Living expenses include:

• Monthly costs
• Property tax
• School tax
• Annual heating costs
• 50% of annual condo fees

For an insured mortgage (where the downpayment is less than 20% of the purchase value of the property), financial institutions require that the gros debt ratio does not exceed between 32 and 39%.

#### The formula

Annual total of monthly mortgage payments

 +    Property taxes +    School taxs +    Annual heating costs +    50% of annual condo fees =    Total living expenses X     100 =    Total ÷    Gross annual revenue =    Gross debt ratio

#### Example case study:

Annual total of monthly mortgage costs 12,000
+    Property tax 6,860
+    School tax  1,000
+    Annual heating costs 1,500
+    50% of annual condo fees 0
=    Total living expenses 21,360
X 100
Total 2,136,000
Gross annual revenue 68,000
Gross debt ratio 32%

In the above case study, the gros debt ratio falls at the low end of the 32 to 39% range, an acceptable ratio for mortgage approval.

## Total debt ratio (TDR)

This ratio is used to determine the percentage of your total living expenses and other annual financial commitments in comparison with your annual income.

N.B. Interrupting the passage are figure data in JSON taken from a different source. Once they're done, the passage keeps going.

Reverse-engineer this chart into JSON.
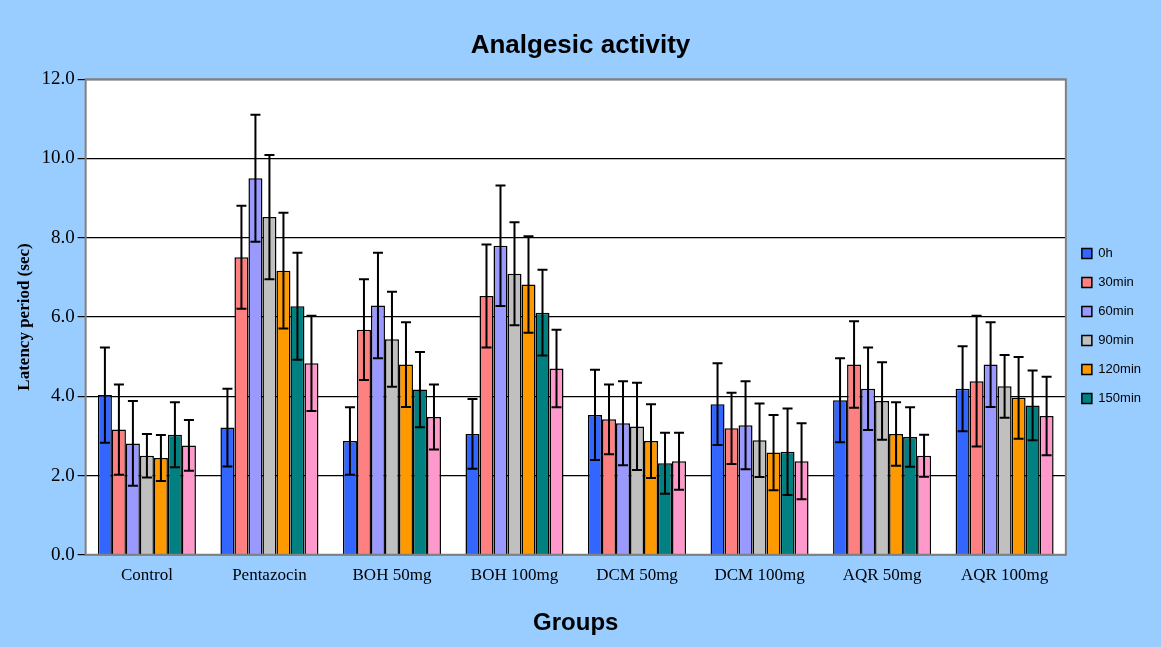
{
  "chart_data": {
    "type": "bar",
    "title": "Analgesic activity",
    "xlabel": "Groups",
    "ylabel": "Latency period (sec)",
    "categories": [
      "Control",
      "Pentazocin",
      "BOH 50mg",
      "BOH 100mg",
      "DCM 50mg",
      "DCM 100mg",
      "AQR 50mg",
      "AQR 100mg"
    ],
    "series": [
      {
        "name": "0h",
        "color": "#3366ff",
        "values": [
          4.03,
          3.21,
          2.87,
          3.05,
          3.53,
          3.8,
          3.9,
          4.19
        ],
        "errors": [
          1.2,
          0.98,
          0.85,
          0.88,
          1.14,
          1.03,
          1.06,
          1.07
        ]
      },
      {
        "name": "30min",
        "color": "#ff8080",
        "values": [
          3.16,
          7.51,
          5.68,
          6.53,
          3.42,
          3.19,
          4.8,
          4.38
        ],
        "errors": [
          1.14,
          1.3,
          1.27,
          1.3,
          0.88,
          0.9,
          1.09,
          1.65
        ]
      },
      {
        "name": "60min",
        "color": "#9999ff",
        "values": [
          2.81,
          9.5,
          6.29,
          7.8,
          3.32,
          3.27,
          4.19,
          4.8
        ],
        "errors": [
          1.07,
          1.6,
          1.33,
          1.52,
          1.06,
          1.11,
          1.04,
          1.07
        ]
      },
      {
        "name": "90min",
        "color": "#c0c0c0",
        "values": [
          2.5,
          8.52,
          5.44,
          7.09,
          3.24,
          2.89,
          3.88,
          4.25
        ],
        "errors": [
          0.55,
          1.57,
          1.2,
          1.3,
          1.1,
          0.93,
          0.98,
          0.79
        ]
      },
      {
        "name": "120min",
        "color": "#ff9900",
        "values": [
          2.44,
          7.17,
          4.8,
          6.82,
          2.87,
          2.58,
          3.05,
          3.96
        ],
        "errors": [
          0.58,
          1.46,
          1.07,
          1.22,
          0.93,
          0.95,
          0.8,
          1.03
        ]
      },
      {
        "name": "150min",
        "color": "#008080",
        "values": [
          3.03,
          6.27,
          4.17,
          6.11,
          2.31,
          2.6,
          2.97,
          3.77
        ],
        "errors": [
          0.82,
          1.35,
          0.95,
          1.08,
          0.77,
          1.09,
          0.75,
          0.88
        ]
      },
      {
        "color": "#ff99cc",
        "values": [
          2.76,
          4.83,
          3.48,
          4.7,
          2.36,
          2.36,
          2.5,
          3.5
        ],
        "errors": [
          0.64,
          1.2,
          0.82,
          0.98,
          0.72,
          0.96,
          0.53,
          0.99
        ]
      }
    ],
    "ylim": [
      0,
      12
    ],
    "yticks": [
      {
        "value": 0,
        "label": "0.0"
      },
      {
        "value": 2,
        "label": "2.0"
      },
      {
        "value": 4,
        "label": "4.0"
      },
      {
        "value": 6,
        "label": "6.0"
      },
      {
        "value": 8,
        "label": "8.0"
      },
      {
        "value": 10,
        "label": "10.0"
      },
      {
        "value": 12,
        "label": "12.0"
      }
    ],
    "grid": "y",
    "legend": "right"
  }
}
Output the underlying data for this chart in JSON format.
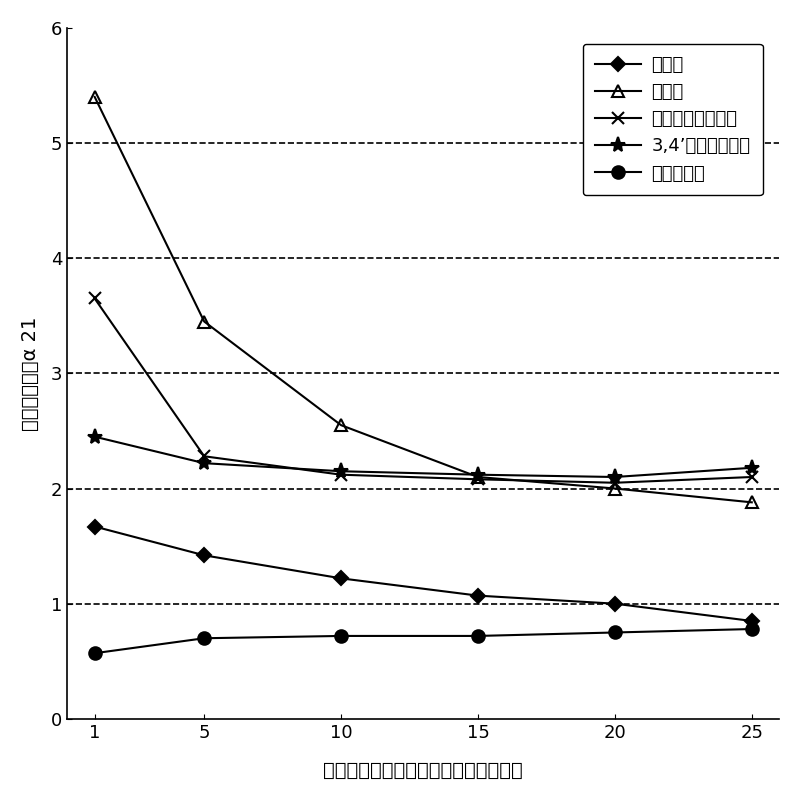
{
  "x": [
    1,
    5,
    10,
    15,
    20,
    25
  ],
  "series": [
    {
      "name": "乙二醇",
      "values": [
        1.67,
        1.42,
        1.22,
        1.07,
        1.0,
        0.85
      ],
      "marker": "D",
      "markersize": 7,
      "color": "#000000",
      "fillstyle": "full",
      "linewidth": 1.5
    },
    {
      "name": "二甘醇",
      "values": [
        5.4,
        3.45,
        2.55,
        2.1,
        2.0,
        1.88
      ],
      "marker": "^",
      "markersize": 9,
      "color": "#000000",
      "fillstyle": "none",
      "linewidth": 1.5
    },
    {
      "name": "对叔丁基邻苯二酚",
      "values": [
        3.65,
        2.28,
        2.12,
        2.08,
        2.05,
        2.1
      ],
      "marker": "x",
      "markersize": 9,
      "color": "#000000",
      "fillstyle": "full",
      "linewidth": 1.5
    },
    {
      "name": "3,4’－二氯二苯醚",
      "values": [
        2.45,
        2.22,
        2.15,
        2.12,
        2.1,
        2.18
      ],
      "marker": "*",
      "markersize": 11,
      "color": "#000000",
      "fillstyle": "full",
      "linewidth": 1.5
    },
    {
      "name": "未加分离剂",
      "values": [
        0.57,
        0.7,
        0.72,
        0.72,
        0.75,
        0.78
      ],
      "marker": "o",
      "markersize": 9,
      "color": "#000000",
      "fillstyle": "full",
      "linewidth": 1.5
    }
  ],
  "xlabel": "吵喷酚对邻苯二酚（分离剂）的质量比",
  "ylabel": "相对挥发度，α 21",
  "ylim": [
    0,
    6
  ],
  "xlim": [
    0,
    26
  ],
  "yticks": [
    0,
    1,
    2,
    3,
    4,
    5,
    6
  ],
  "xticks": [
    1,
    5,
    10,
    15,
    20,
    25
  ],
  "grid_y": [
    1,
    2,
    3,
    4,
    5
  ],
  "background_color": "#ffffff",
  "label_fontsize": 14,
  "tick_fontsize": 13,
  "legend_fontsize": 13
}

The amortized total debt ratio offers a more complete picture of your financial situation because it indicates whether you have the financial capacity to assume all your current expenses, plus the unexpected ones.

According to government norms, this ratio should not be more than 44% for an insured mortgage. Some lenders will accept a lower ratio.

#### The formula

 Living expenses +    Other annual financial expenses =    Total annual expenses X     100 =    Total ÷    Gross annual income =    Total debt ratio

#### Example case study:

Living expenses 21,360
+   Annual car payments 2,460
+    Annual personal line of credit payments  1,400
+    % of credit card balance 1,300
+    50% of annual condo fees 0
=    Total annual expenses 26,520
X 100
Total 2,652,000
Gross annual income 68,000
Total debt ratio 39%

A 39% total debt ratio is acceptable to financial institutions as it falls below the 44% ceiling limit set by the government.

It is very important to take these ratios into account when you evaluate the price you're willing to pay for a property. This is the standard formula lenders use to calculate your mortgage approval.